The Williston Report, 1958

Nine months ago I thought I’d put together a collaborative blog about the boom and bust in the Bakken. I spent a month or two trying to find collaborators, but I didn’t get too far. So I’m going to do something different.

About a month ago, I found the book I thought was writing. Or, almost. It’s The Williston Report: The Impact of Oil on the Williston Area of North Dakota, by Robert Campbell, Samuel Kelley, Ross Talbot, and Bernt Wills. It’s a meticulous report about the economic, political, and social changes that Williston has undergone because of the oil boom and bust. It’s full of maps, graphs, and pictures of man camps, all the things that interest me as context for understanding how oil affects people’s notions of home.

And it’s from 1958. That is, it’s a thorough (or relatively thorough—more about that in a second) account of the first boom to affect the region (before the second in the 1980s and the third in 2008-2014).

I’m now working with collaborators to update the book. We plan to republish the original report (which is in the public domain) along with essays that bring it forward sixty years. Sixty Years of Boom and Bust: The Williston Report, 1958-2018 should come out in 2018 from the Digital Press.

In the meantime I will use this blog to post the interesting bits I find as I work on cleaning up and correcting the old manuscript. The report is wide-ranging, in some places providing an excruciatingly detailed account of local politics in Williston, Ray, and Tioga, and in others, glossing over what seem to me to be major points. (Apparently, in the 1950s boom, “There were no indications available to the researchers that there had been a notable increase in, or even the presence of, organized criminal or immoral activity—gambling houses, theft rings, ‘protection’ or houses of prostitution” [p. 139]. I’m a bit skeptical.)

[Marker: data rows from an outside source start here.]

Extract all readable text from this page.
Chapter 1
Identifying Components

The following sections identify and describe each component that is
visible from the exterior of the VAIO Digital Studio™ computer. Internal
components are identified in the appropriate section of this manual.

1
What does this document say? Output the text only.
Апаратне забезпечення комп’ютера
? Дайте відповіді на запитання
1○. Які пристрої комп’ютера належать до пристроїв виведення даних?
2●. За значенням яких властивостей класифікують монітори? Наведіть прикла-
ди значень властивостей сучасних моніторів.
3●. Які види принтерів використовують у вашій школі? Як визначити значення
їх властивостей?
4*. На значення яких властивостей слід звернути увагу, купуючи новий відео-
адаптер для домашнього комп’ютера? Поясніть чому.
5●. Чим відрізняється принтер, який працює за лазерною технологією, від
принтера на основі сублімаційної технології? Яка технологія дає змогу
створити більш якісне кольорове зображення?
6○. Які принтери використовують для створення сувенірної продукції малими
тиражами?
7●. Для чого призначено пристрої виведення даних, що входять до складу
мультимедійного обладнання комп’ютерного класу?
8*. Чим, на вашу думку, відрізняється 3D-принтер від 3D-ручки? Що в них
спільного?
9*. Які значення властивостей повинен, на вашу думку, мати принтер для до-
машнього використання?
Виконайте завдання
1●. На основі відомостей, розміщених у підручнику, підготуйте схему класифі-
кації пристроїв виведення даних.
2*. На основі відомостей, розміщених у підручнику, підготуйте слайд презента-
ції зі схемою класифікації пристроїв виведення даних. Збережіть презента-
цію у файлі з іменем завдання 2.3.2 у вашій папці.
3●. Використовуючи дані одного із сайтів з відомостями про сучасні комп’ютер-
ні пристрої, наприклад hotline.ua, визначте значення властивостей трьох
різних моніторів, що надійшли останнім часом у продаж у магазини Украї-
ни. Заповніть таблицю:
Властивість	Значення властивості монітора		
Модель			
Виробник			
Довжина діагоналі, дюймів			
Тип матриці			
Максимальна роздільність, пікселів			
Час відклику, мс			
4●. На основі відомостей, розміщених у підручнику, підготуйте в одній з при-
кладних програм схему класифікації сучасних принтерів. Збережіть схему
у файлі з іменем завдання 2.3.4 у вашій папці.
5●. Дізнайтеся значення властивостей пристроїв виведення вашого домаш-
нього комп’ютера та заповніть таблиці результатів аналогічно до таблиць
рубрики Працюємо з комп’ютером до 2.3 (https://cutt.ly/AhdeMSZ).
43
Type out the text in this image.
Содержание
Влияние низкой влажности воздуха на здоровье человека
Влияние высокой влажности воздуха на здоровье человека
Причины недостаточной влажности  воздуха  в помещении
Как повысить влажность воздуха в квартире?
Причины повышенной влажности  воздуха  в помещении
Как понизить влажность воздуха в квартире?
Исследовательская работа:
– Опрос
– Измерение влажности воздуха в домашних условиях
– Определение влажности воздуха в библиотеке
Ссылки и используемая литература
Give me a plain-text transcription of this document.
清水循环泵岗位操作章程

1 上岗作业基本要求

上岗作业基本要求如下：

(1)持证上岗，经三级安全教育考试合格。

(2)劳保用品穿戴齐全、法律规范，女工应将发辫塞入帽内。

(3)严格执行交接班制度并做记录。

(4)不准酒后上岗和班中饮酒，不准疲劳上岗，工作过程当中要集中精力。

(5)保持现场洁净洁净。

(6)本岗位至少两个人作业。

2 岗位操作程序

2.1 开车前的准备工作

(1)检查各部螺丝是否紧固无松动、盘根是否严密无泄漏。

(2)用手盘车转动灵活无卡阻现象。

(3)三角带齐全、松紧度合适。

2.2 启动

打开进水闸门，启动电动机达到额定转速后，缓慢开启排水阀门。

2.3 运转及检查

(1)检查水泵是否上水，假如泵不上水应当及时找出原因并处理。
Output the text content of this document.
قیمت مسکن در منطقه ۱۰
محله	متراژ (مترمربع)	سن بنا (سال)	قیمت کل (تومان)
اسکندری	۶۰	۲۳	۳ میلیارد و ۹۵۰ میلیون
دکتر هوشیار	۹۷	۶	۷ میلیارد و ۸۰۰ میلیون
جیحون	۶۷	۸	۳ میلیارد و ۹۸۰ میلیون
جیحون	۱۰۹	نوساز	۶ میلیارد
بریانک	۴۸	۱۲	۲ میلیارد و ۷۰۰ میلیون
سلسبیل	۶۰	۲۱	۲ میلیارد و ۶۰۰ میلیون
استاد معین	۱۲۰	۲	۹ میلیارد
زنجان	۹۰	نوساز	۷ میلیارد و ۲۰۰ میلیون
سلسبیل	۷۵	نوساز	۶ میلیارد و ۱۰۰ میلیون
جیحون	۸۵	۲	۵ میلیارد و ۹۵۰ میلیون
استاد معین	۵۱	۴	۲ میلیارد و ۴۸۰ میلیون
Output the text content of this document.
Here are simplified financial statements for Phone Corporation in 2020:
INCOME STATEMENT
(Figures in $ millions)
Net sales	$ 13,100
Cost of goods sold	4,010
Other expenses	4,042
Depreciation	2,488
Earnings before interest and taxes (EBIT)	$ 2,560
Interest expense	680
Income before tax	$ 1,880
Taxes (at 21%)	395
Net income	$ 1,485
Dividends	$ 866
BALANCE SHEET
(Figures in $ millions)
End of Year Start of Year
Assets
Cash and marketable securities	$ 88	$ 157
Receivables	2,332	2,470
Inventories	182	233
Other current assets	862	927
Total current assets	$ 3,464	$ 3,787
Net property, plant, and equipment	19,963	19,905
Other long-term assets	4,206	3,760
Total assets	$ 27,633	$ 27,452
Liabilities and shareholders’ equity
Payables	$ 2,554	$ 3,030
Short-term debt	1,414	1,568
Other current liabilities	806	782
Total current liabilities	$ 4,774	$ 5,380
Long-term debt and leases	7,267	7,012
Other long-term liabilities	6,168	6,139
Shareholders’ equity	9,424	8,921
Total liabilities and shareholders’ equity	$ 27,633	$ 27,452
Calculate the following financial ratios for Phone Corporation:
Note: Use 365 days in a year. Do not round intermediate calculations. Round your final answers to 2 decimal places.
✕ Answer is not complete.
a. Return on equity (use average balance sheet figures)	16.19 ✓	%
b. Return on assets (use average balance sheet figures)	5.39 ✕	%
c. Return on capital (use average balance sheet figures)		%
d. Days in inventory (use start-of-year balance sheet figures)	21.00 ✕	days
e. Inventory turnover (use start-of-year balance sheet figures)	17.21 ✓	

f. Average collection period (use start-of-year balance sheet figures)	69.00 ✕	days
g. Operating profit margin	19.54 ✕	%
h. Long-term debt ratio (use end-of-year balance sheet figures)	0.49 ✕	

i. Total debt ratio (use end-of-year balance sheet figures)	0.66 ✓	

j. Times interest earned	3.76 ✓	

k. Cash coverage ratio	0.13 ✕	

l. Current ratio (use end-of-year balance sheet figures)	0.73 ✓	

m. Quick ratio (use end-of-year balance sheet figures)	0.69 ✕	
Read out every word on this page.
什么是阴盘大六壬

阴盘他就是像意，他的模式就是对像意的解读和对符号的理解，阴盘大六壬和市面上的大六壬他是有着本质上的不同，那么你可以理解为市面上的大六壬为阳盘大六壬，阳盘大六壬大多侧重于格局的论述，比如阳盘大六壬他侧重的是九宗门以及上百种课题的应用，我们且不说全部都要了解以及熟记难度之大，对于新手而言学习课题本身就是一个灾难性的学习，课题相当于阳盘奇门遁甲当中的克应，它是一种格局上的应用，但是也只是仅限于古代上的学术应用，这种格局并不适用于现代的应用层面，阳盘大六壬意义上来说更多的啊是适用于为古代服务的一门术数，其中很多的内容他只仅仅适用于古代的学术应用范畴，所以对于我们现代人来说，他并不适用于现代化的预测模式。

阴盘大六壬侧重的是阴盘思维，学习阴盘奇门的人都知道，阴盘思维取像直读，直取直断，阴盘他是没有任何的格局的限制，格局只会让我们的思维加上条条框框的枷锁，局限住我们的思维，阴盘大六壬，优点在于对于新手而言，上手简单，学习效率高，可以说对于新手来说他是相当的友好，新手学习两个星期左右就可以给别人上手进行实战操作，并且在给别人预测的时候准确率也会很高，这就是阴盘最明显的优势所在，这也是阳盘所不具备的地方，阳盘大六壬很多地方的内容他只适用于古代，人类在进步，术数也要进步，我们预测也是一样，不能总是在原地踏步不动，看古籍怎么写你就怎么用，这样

For right now, though, I’d like to share a comment from the end of the report. The authors, it appears, found themselves in a position like that of the mythological figure Cassandra, who prophesied truth that no one would believe:

One of the unfortunate aspects of a report of this sort that some of the predictions which are practically useful are not available early enough. We could have predicted fairly accurately the amount of immediate decrease in Tioga’s population as we were conducting the fieldwork because of our knowledge that particular individuals already knew the dates on which they were to be transferred. Furthermore, we could have predicted the decrease in activity because of the knowledge we obtained about the relative number of employees needed in exploratory as compared to development activity in the oil fields. The predictions of this sort that we expressed orally tended to be ridiculed as obviously wrong or as attempts to devaluate the importance of the oil development to the state of North Dakota. This reaction, itself, would be an interesting study. (p. 143)

I wonder what scholars can say now about Williston and the Bakken that would be of interest to people in Williston and the Bakken. I get the impression that residents are tired of people like me asking them questions, and I can’t blame them. What, I wonder, would make the work I (we) do useful or meaningful to them?